Through my charity ride and run, I created awareness about Sturge-Weber Syndrome across the country, raised critical funds for medical research, and brought hope to my niece and countless others suffering with this devastating disorder.

To further the efforts to find a cure, I wrote books about my charitable athletic endeavors, Crossing America For A Cure: A Bicycle Journey Of Inspiration And Hope and Running The Coast For A Cure: One Man’s Journey For His Niece With Sturge-Weber Syndrome, and am dedicating all profits from book sales to Sturge-Weber research.

Until a cure for this devastating disorder is discovered, I will continue to fight for my niece Jenna and all those suffering with Sturge-Weber Syndrome – be it with my legs, my words, my voice.

***

To learn more about Al’s charitable efforts and his inspirational books, please visit www.AlDeCesaris.com.

6) GABRIELS SUMMER VACATION

"He gives more love, as a lot of times brothers and sisters are mean to each other but he is like a baby and he loves us more. We have to take care of him and watch him and never take our eyes off him", says 9‐year old Gabriel, twin to special needs brother Elijah. Our special child, Elijah, brings much joy to our family. But the single focus of dealing with daily seizures and autism can also be a heavy load.

I was planning to write an article about Elijah's summer camp experience, but Gabriel asked me why I'm always writing about Elijah and never about him, so I decided that I would make this article about Gabriel, and to share Elijah's summer camp experience from his perspective.

Every August, Elijah goes to AHRC's Camp Anne in New York State for 10 days and has a counselor all to himself. Elijah, now 9, started going to camp when he was 5. During this time, we get to do fun activities that our family can't enjoy otherwise. "If I had a normal brother, there would be a chance that we would like the same things, like the beach. But Elijah likes traffic!" explains Gabriel.

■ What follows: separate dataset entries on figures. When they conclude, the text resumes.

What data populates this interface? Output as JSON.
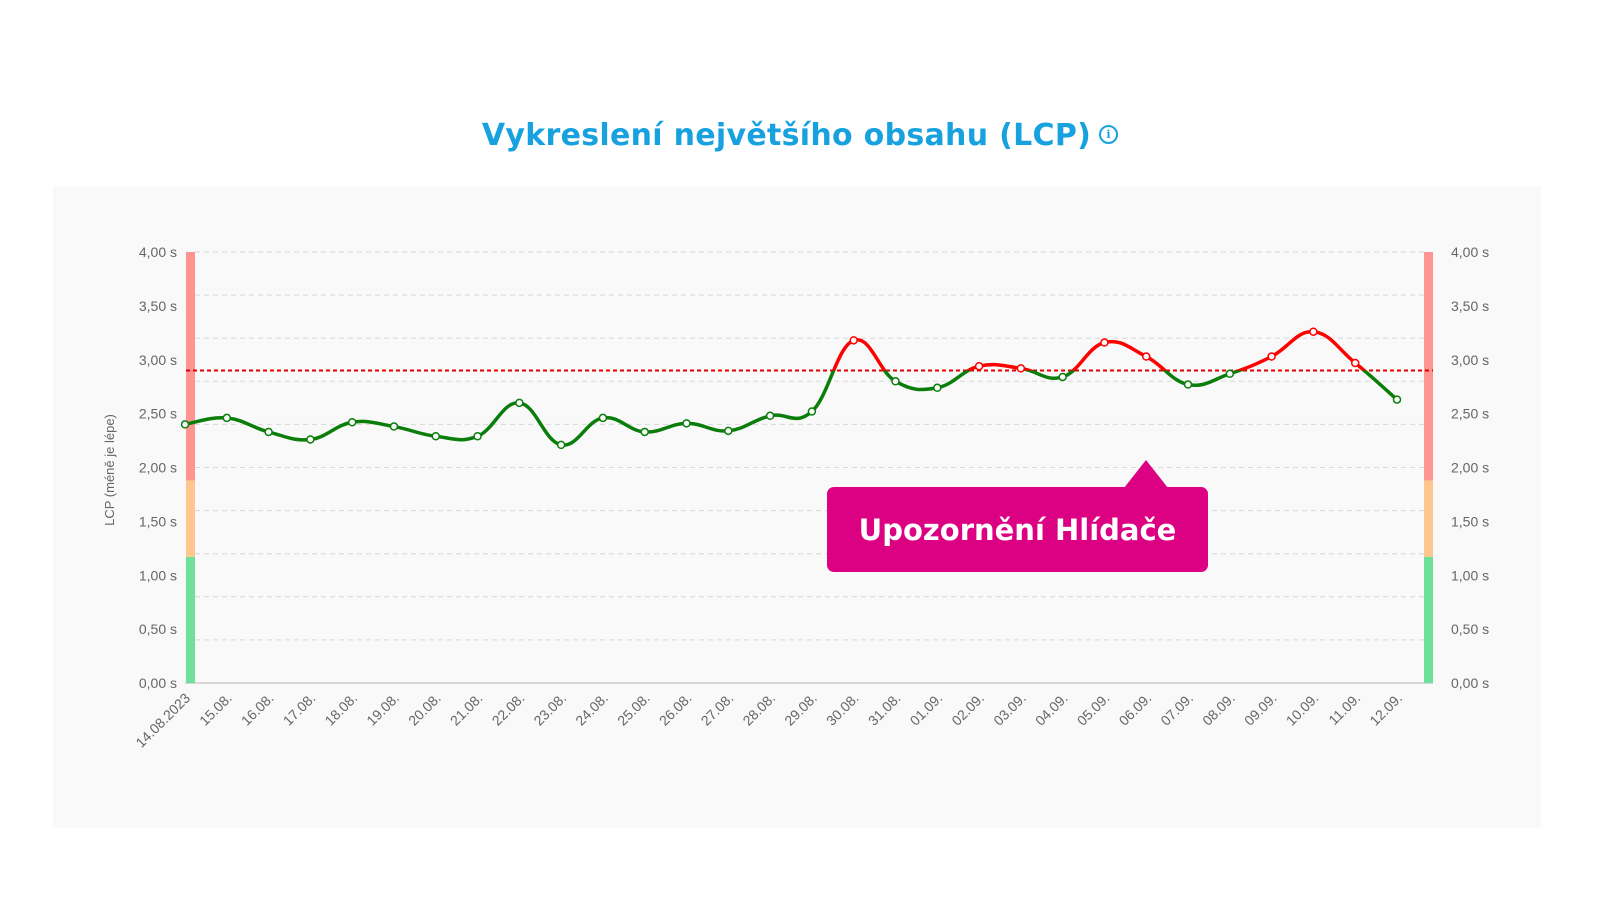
{
  "header": {
    "title": "Vykreslení největšího obsahu (LCP)",
    "info_icon": "info-icon",
    "title_color": "#17a2df"
  },
  "callout": {
    "label": "Upozornění Hlídače",
    "color": "#dc0082"
  },
  "chart_data": {
    "type": "line",
    "title": "Vykreslení největšího obsahu (LCP)",
    "xlabel": "",
    "ylabel": "LCP (méně je lépe)",
    "ylim": [
      0,
      4
    ],
    "y_ticks": [
      "0,00 s",
      "0,50 s",
      "1,00 s",
      "1,50 s",
      "2,00 s",
      "2,50 s",
      "3,00 s",
      "3,50 s",
      "4,00 s"
    ],
    "categories": [
      "14.08.2023",
      "15.08.",
      "16.08.",
      "17.08.",
      "18.08.",
      "19.08.",
      "20.08.",
      "21.08.",
      "22.08.",
      "23.08.",
      "24.08.",
      "25.08.",
      "26.08.",
      "27.08.",
      "28.08.",
      "29.08.",
      "30.08.",
      "31.08.",
      "01.09.",
      "02.09.",
      "03.09.",
      "04.09.",
      "05.09.",
      "06.09.",
      "07.09.",
      "08.09.",
      "09.09.",
      "10.09.",
      "11.09.",
      "12.09."
    ],
    "series": [
      {
        "name": "LCP",
        "values": [
          2.4,
          2.46,
          2.33,
          2.26,
          2.42,
          2.38,
          2.29,
          2.29,
          2.6,
          2.21,
          2.46,
          2.33,
          2.41,
          2.34,
          2.48,
          2.52,
          3.18,
          2.8,
          2.74,
          2.94,
          2.92,
          2.84,
          3.16,
          3.03,
          2.77,
          2.87,
          3.03,
          3.26,
          2.97,
          2.63
        ],
        "color_below_threshold": "#0a7d0a",
        "color_above_threshold": "#ff0000"
      }
    ],
    "threshold": {
      "value": 2.9,
      "color": "#e00000",
      "style": "dashed"
    },
    "bands": [
      {
        "from": 0,
        "to": 1.17,
        "color": "#6ee09a",
        "label": "good"
      },
      {
        "from": 1.17,
        "to": 1.88,
        "color": "#ffc68e",
        "label": "needs-improvement"
      },
      {
        "from": 1.88,
        "to": 4.0,
        "color": "#ff9490",
        "label": "poor"
      }
    ],
    "grid": true,
    "grid_lines": 10,
    "legend": "none"
  }
}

"We wouldn't have gone to the beach with Elijah as we'd have to look after him and it wouldn't be a vacation if we had to run after him" says Gabriel, who loves the water. This summer we went to three beaches. "I built lots of sand castles, put a flag on top of the biggest one, and made a moat around it" said Gabriel. "The seagulls on the beach tried to steal our food but I chased them away" he continued. He swam and jumped in the waves and played ball in the water. "I also liked swimming in the lake, with the fish" explained Gabriel, of the days we spend in the country. At Camp Anne, Elijah loves to drive down to the lake on a golf cart and then take the boat out on the lake. As Gabriel observes, "Elijah loves vehicles, so getting to go on two in the same activity is fun for him".

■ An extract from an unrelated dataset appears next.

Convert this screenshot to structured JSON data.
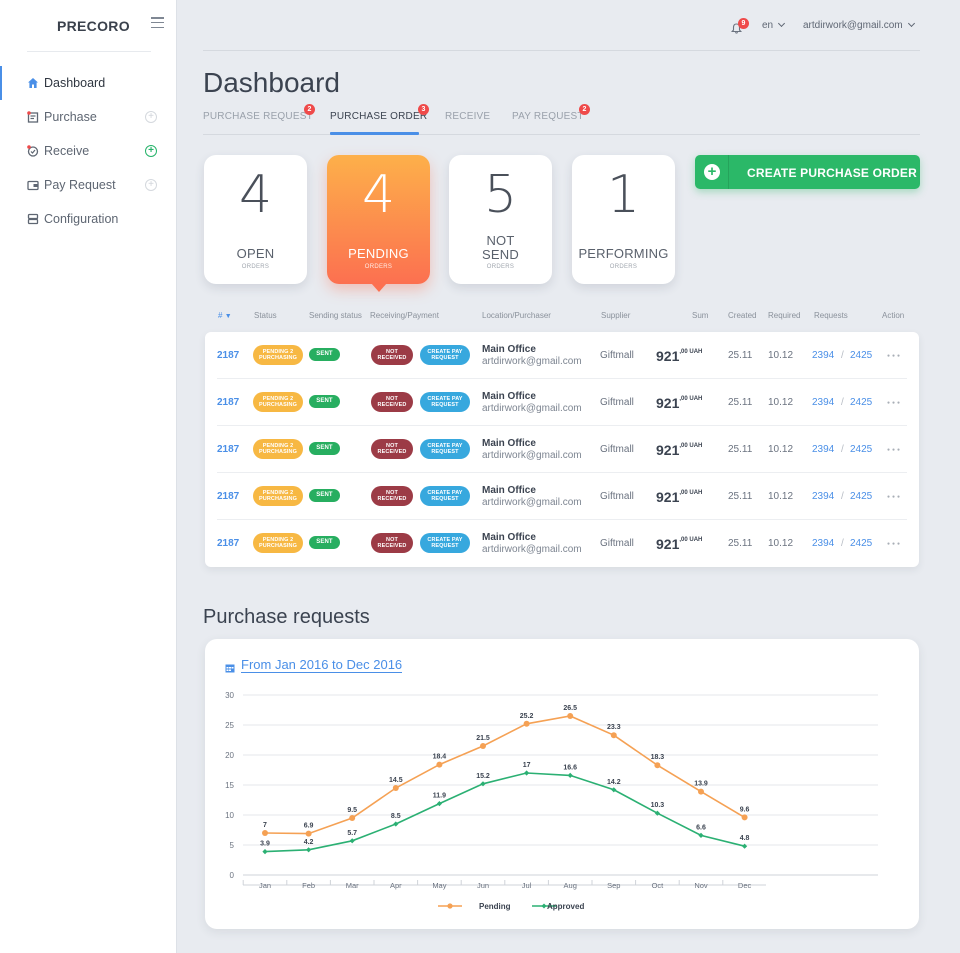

Gabriel also enjoyed some fun excursions while Elijah was at camp: "My favorite place was a working mill that shows how the Pilgrims made corn flour". He also liked visiting the Mayflower II, a replica of the original ship that was built in England and sailed across the Atlantic in 1957. The Mayflower brought dogs and chickens. "Elijah enjoys visiting the animals at camp, especially riding on the horse" says Gabriel. Camp Anne has goats, chickens and a horse, and campers have the opportunity to sit on the horse.

One of the family games Gabriel enjoys in the evening is Trouble. Every evening, Elijah's counselor brings him to the Camp office and we Skype to catch up on the activities of the day and to say good night. At the end of the 10 days, "Elijah was excited when we picked him up from camp", observed Gabriel. "He had a big smile on his face! I was excited too because I hadn't seen Elijah for 10 days, and he is part of our family".

Thanks to the amazing AHRC's Camp Anne, expertly run by Mike Rose, and thanks to the 2016 Blanca Vasquez Summer Camp scholarship, which in part enabled Elijah to attend Camp. I recommend summer camp to all of you with a precious special child. Your whole family will be enriched by the experience.

7) ATTITUDES OF GRATITUDE

“Just wanted to let you know how much we appreciated the room at the FACES hotel. Sawyer's dad and I were able to tag-team and each take the room every other night. I can't tell you how much a good night's sleep makes everything better when you are a parent dealing with the stress and sadness that goes along with caring for a child with epilepsy. Thanks to you and your team for such a great service."